Dr. Louis A. Frank
(1938 - 2014)
Was one of the most respected space physicists in the world; he was responsible for more scientific instruments aboard spacecraft than any other scientist, having been an experimenter, co-investigator, or principal investigator for instruments aboard 42 spacecraft. He was the recipient of the National Space Act Award.
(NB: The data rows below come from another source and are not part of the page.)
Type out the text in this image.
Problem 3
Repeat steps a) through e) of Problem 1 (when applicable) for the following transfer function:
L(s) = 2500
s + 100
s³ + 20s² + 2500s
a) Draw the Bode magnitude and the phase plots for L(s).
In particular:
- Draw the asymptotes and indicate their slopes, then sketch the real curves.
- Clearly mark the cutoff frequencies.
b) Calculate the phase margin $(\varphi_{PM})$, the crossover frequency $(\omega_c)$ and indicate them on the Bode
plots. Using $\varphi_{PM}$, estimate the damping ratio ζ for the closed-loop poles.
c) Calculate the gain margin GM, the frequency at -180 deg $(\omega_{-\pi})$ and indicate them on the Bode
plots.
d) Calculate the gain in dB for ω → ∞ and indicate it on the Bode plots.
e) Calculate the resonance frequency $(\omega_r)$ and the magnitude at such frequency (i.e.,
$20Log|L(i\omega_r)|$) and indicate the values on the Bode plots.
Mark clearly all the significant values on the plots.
A native of Chicago, Frank's first professional research activities began in 1958 when he assisted James Van Allen in the calibration of the first U.S. lunar probes, Pioneers 3 and 4, as an undergraduate student at the University of Iowa. Later, Frank was the principal investigator for the auroral imaging instruments for the Dynamics Explorer Mission, the plasma instrumentation for the Galileo Mission to Jupiter, the U.S. plasma instrumentation for the Japanese Geotail spacecraft, and the camera for visible wavelengths for the Polar spacecraft of the International Solar Terrestrial Physics (ISTP) Program. His scientific accomplishments were many: he discovered the theta aurora, the remarkable configuration of auroral and polar cap luminosities that looks like the Greek letter theta hovering above the polar cap; he made the first measurements of the plasma ring around Jupiter and Saturn; and he was the first to measure solar-wind plasma funneling directly into the Earth's polar atmosphere, as well as the belt of ions around the Earth known as the "ring current." Frank was a Fellow of the American Physical Society, a Fellow of the American Geophysical Union, and the recipient of the National Space Act Award.